Sul punto, è necessarie ricordare che, secondo la giurisprudenza di vertice di questa Corte (cfr. Sez. U, Sentenza n. 8053 del 07/04/2014), l’art. 360 c.p.c., comma 1, n. 5, riformulato dal D.L. 22 giugno 2012, n. 83, art. 54 conv. in L. 7 agosto 2012, n. 134, introduce nell’ordinamento un vizio specifico denunciabile per cassazione, relativo all’omesso esame di un fatto storico, principale o secondario, la cui esistenza risulti dal testo della sentenza o dagli atti processuali, che abbia costituito oggetto di discussione tra le parti e abbia carattere decisivo (vale a dire che, se esaminato, avrebbe determinato un esito diverso della controversia). Ne consegue che, nel rigoroso rispetto delle previsioni dell’art. 366 c.p.c., comma 1, n. 6 e art. 369 c.p.c., comma 2, n. 4, il ricorrente deve indicare il “fatto storico”, il cui esame sia stato omesso, il “dato”, testuale o extratestuale, da cui esso risulti esistente, il “come” e il “quando” tale fatto sia stato oggetto di discussione processuale tra le parti e la sua “decisività”, fermo restando che l’omesso esame di elementi istruttori non integra, di per sè, il vizio di omesso esame di un fatto decisivo qualora il fatto storico, rilevante in causa, sia stato comunque preso in considerazione dal giudice, ancorchè la sentenza non abbia dato conto di tutte le risultanze probatorie.

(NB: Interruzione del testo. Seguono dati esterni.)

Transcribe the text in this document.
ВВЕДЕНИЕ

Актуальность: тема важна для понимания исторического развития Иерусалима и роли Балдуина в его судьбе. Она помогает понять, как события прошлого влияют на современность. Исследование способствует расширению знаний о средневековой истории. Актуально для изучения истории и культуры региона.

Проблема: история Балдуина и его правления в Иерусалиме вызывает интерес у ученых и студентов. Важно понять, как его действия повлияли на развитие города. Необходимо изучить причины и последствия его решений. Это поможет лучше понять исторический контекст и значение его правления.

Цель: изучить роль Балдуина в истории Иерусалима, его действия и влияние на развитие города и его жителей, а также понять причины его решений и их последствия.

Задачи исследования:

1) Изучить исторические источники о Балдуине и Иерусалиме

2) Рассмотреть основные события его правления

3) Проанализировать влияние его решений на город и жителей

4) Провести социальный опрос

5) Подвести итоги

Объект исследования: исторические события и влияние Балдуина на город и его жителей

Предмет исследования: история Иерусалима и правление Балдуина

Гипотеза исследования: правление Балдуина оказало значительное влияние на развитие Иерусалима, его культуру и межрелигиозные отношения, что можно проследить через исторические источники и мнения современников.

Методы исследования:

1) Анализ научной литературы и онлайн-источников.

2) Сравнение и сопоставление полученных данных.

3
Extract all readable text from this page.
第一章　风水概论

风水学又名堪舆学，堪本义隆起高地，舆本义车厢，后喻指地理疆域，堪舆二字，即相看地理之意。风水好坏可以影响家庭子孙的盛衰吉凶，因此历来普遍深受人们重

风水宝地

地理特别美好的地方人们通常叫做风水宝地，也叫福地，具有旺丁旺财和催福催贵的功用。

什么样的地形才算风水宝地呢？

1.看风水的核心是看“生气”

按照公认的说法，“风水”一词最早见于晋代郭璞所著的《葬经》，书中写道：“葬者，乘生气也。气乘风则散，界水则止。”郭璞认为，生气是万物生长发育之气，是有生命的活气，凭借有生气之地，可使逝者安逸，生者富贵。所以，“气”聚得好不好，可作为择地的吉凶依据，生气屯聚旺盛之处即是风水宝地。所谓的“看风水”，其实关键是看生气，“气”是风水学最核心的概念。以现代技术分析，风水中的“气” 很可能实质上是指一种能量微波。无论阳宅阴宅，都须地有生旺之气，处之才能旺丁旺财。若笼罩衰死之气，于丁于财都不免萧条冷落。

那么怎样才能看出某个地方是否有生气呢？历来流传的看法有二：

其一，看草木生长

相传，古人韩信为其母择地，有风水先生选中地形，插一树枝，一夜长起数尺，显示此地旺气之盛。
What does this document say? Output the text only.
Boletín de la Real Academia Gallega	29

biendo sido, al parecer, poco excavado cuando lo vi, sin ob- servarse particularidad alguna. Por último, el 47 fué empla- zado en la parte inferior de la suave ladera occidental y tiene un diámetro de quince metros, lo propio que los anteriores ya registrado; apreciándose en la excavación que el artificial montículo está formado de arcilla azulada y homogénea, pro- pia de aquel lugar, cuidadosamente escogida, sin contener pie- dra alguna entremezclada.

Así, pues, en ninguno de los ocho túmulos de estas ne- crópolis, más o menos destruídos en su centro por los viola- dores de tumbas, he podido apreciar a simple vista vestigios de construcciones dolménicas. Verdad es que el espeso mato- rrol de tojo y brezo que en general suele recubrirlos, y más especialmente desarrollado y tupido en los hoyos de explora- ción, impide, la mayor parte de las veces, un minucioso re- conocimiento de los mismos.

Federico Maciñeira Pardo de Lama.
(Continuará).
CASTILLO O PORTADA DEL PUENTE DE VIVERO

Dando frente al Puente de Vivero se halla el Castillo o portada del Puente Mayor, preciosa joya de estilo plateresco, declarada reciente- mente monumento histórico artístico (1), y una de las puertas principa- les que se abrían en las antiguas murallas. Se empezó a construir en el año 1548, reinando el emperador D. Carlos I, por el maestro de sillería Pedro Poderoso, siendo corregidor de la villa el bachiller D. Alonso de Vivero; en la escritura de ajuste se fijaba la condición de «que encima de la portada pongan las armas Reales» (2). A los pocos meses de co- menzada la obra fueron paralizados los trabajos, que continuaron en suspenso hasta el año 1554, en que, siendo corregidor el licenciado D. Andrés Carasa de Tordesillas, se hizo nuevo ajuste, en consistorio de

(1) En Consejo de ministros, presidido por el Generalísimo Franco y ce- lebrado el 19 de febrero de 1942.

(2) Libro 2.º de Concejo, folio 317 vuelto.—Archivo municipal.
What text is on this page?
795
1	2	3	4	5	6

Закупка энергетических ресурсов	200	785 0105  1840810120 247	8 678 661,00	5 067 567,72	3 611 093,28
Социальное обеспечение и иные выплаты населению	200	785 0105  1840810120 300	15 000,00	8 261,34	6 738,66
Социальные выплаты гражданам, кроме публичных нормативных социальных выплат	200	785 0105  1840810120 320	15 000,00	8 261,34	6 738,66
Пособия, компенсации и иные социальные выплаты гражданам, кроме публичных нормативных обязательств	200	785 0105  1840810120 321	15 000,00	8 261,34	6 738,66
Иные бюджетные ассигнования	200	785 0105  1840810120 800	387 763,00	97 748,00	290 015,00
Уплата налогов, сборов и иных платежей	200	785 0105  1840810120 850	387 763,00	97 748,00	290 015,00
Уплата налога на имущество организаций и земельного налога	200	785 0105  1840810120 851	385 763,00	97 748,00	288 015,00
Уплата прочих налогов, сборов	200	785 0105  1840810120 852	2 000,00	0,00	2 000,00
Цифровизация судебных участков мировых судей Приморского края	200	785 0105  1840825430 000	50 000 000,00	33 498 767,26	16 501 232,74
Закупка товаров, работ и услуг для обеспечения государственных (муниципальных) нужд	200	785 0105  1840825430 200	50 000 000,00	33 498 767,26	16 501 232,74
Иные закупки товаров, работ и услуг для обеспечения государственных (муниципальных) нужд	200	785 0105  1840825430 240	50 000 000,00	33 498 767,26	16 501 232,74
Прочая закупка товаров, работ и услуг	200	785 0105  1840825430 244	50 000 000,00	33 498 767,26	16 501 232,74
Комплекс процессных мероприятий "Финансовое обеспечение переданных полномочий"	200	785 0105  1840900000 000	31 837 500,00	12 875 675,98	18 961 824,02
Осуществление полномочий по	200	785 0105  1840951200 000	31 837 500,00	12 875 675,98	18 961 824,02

Ciò posto, risulta evidente, anche sula scorta delle osservazioni già sopra riportate, che il “fatto” del cui omesso esame si duole oggi il ricorrente non rivesta, in alcun modo, il carattere della decisività, posto che la sopra ricordata documentazione medica non esprime un giudizio di tale gravità della denunciata malattia psicologica da far ritenere rilevante, ai fini del riconoscimento dell’invocata protezione umanitaria, il transito del richiedente in Libia.

3.2.2 Sotto altro profilo di riflessione, va evidenziato che la ulteriore circostanza il cui esame sarebbe stato omesso dal tribunale (e cioè la riduzione in schiavitù del richiedente), non è stata presentata dal ricorrente in modo autosufficiente, ai sensi dell’art. 366 c.p.c., comma 1, n. 3, posto che non è stato indicato ove la doglianza e le relative deduzioni fossero state sollevate innanzi al giudice di merito, rendendo, dunque, evidente la novità delle questioni così prospettate solo innanzi al giudice di legittimità.

Nessuna statuizione è dovuta per le spese del giudizio di legittimità, stante la mancata difesa dell’amministrazione intimata.

Per quanto dovuto a titolo di doppio contributo, si ritiene di aderire all’orientamento già espresso da questa Corte con la sentenza n. 9660-2019.

P.Q.M.

rigetta il ricorso.

Ai sensi del D.P.R. n. 115 del 2002, art. 13, comma 1 quater, inserito dalla L. 24 dicembre 2012, n. 228, art. 1, comma 17, dà atto della sussistenza dei presupposti per il versamento, da parte del ricorrente, dell’ulteriore importo a titolo di contributo unificato pari a quello, se dovuto, per il ricorso principale, a norma dello stesso art. 13, comma 1 bis.

Così deciso in Roma, il 13 ottobre 2020.